Power corrections and renormalons in Drell-Yan production
M. Beneke, V. M Braun
TL;DR
The paper reassesses power corrections in Drell-Yan production by examining infrared renormalons within a full soft-gluon resummation framework. Using both double-logarithmic and all-order Wilson-line approaches, the authors show that leading $1/Q$ renormalon ambiguities cancel once soft emissions at all angles are included, pushing non-perturbative effects to order $\Lambda_{\rm QCD}^2/(Q^2(1-z)^2)$. The analysis identifies the leading non-perturbative sensitivity with $u=1$ in the Borel plane, corresponding to $\mathcal{O}(N^2\Lambda_{\rm QCD}^2/Q^2)$, and demonstrates that these corrections factor through initial boundary conditions in the Wilson-line evolution. The work draws connections to hadronic event shapes and discusses potential universality and phenomenological consequences for resummed cross sections across processes. Overall, perturbative QCD with proper soft-gluon treatment remains reliable in the perturbative domain, with residual power corrections appearing at the $1/Q^2$ level.
Abstract
The resummed Drell-Yan cross section in the double-logarithmic approximation suffers from infrared renormalons. Their presence was interpreted as an indication for non-perturbative corrections of order $\lqcd/(Q(1-z))$. We find that, once soft gluon emission is accurately taken into account, the leading renormalon divergence in the resummed cross section is cancelled by higher-order perturbative contributions in the exponent of the resummed cross section.

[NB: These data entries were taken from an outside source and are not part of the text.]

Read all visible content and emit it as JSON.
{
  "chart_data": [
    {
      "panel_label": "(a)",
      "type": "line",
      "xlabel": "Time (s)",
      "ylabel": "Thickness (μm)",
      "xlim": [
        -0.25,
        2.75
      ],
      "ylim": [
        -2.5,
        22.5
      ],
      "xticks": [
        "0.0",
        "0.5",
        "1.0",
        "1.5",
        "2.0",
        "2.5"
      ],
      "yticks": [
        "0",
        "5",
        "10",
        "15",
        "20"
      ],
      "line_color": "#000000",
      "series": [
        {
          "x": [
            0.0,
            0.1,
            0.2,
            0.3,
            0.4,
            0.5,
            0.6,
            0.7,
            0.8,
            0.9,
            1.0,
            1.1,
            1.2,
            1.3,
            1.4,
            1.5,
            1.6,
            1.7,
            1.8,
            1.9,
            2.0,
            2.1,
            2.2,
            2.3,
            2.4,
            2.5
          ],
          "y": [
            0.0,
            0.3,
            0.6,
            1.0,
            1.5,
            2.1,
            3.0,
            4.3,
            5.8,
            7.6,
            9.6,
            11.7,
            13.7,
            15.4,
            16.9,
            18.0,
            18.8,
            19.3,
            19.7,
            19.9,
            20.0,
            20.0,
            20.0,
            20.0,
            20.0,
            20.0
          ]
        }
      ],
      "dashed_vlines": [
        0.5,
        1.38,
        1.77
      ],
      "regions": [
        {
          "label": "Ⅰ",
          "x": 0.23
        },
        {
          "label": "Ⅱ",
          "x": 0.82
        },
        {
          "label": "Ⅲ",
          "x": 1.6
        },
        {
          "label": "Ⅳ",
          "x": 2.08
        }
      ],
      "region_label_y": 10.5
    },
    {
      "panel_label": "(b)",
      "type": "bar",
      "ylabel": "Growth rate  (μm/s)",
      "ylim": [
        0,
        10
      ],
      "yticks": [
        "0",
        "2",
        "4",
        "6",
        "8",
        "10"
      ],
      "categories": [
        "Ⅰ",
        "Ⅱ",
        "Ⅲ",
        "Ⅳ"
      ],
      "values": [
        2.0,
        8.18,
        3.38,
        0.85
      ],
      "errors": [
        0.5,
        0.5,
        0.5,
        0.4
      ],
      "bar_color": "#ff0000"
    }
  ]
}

From this evidence, `higher twist' corrections to the hard cross section in Drell-Yan production should therefore intervene only at order $\lqcd^2/((Q^2 (1-z)^2)$ in the entire perturbative domain $Q (1-z) > \lqcd$. We compare this result with hadronic event shape variables, comment on the potential universality of non-perturbative corrections to resummed cross sections, and on possible implications for phenomenology.